A while back I installed a few 10GB nics running over CAT6, and have enjoyed the higher throughput to my FreeNAS box.
The FreeNAS box is running a bunch of spinners in RAIDZ, so while the sequential read/write have been pretty good, the 4k read/write have been pretty lousy. For the longest time I didn’t know if the low 4k file speed limitation was due to the fact that the array is based on spinning disks or because the CAT6 protocol has too much overhead and limits the throughput of small files.
Since I have multiple workstations connected to the NAS, what I wanted was the ability to move the SSD storage off the workstations and have it all centralized. No more copying projects to local storage for maximum access speed for data processing.
The RJ45 10GB solution maxes out the HDD array in sequential read/writes at about 350 MB/s, which makes sense with 5 x 10 TB spinning disks. While that’s not SSD speed, its better then 1GB connectivity. However copying small files has always sucked.
The plan was to buy a bunch of SSDs and throw them in a RAIDz array but i was not sure if my network would be able to take full advantage of the SSD speeds in 4k access. I had read that DAC connections have lower latency, but didn’t have any on hand to try out, until now.
Today I installed a couple Mellanox ConnectX-2 cards to test out the speed over DAC connections.

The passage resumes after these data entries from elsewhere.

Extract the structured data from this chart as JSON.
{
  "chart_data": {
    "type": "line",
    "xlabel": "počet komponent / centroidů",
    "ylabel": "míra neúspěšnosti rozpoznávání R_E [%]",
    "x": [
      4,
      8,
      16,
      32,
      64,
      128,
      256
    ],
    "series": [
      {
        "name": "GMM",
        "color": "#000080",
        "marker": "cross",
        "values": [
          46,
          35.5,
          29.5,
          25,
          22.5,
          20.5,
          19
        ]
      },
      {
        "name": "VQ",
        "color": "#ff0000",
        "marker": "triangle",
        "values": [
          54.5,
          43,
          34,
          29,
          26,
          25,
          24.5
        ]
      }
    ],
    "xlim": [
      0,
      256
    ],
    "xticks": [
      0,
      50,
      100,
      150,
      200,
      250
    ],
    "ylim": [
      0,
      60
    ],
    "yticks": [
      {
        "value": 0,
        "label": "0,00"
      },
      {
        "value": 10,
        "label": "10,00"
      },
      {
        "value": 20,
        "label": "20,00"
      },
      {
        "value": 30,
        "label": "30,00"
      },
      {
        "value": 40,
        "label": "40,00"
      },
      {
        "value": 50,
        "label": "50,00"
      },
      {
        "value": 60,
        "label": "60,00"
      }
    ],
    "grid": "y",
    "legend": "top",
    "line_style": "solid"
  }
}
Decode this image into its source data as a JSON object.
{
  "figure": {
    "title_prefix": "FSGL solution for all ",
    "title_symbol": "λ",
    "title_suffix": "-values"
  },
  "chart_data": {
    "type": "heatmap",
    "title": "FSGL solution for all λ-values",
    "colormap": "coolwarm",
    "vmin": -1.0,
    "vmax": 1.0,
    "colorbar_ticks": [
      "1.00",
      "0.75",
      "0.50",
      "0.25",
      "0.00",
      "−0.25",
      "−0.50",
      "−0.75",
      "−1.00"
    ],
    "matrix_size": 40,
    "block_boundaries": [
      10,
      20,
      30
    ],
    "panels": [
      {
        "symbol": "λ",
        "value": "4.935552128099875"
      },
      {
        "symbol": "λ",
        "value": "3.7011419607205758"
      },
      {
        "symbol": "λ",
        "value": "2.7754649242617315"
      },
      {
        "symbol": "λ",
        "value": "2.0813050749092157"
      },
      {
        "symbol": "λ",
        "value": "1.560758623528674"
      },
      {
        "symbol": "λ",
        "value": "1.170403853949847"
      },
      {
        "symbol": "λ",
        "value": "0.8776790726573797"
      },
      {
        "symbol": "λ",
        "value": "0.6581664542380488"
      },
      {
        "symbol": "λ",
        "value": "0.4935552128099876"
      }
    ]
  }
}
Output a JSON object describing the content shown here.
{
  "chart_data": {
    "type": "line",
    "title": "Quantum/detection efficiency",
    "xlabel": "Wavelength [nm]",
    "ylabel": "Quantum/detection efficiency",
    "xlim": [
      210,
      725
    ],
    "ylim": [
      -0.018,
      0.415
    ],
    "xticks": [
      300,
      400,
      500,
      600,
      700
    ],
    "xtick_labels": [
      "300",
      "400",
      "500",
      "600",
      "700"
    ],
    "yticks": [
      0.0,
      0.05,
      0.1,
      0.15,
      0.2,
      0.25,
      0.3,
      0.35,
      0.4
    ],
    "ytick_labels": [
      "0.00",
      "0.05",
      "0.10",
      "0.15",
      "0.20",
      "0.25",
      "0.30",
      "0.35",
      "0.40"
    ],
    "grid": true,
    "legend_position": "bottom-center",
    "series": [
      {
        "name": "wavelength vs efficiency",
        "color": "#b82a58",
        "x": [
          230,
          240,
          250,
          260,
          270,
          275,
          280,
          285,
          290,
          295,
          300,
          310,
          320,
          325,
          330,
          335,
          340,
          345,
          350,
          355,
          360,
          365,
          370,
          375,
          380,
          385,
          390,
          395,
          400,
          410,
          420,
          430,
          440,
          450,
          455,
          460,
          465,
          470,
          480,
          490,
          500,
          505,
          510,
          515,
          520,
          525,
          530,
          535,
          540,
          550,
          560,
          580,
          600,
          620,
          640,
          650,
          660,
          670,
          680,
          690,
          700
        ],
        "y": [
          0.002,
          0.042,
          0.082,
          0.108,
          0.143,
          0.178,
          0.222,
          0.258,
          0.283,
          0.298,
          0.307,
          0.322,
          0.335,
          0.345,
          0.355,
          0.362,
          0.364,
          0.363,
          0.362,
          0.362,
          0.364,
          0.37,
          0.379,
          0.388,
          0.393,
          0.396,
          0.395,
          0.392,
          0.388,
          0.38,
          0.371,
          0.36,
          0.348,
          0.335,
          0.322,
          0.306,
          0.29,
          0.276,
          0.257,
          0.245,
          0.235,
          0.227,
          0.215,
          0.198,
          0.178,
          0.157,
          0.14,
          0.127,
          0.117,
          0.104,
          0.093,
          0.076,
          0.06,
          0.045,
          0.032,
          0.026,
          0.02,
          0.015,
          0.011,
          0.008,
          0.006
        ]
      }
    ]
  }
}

I also tested the speed of local SSD and nvme storage to have a base line.
The test was done connecting one of the workstations to a server through 1GB CAT5, 10GB CAT6 (ASUS XG-C100C) and 10GB SPF+ DAC (Mellanox ConnectX-2). On the server side, I used a RAM disk to eliminate any bottlenecks, and test purely network speeds.
There’s a few more tests to run, but it looks like the RJ45 (CAT6) connection for 10GB connectivity is lacking. And while the DAC connection is 4 times faster for 4k read/writes than the RJ45 connection, I find it strange that the 1GB connection can put out double the 4k throughput.
I also find it strange that the local SSDs have higher write speeds then read speeds with 4k file access.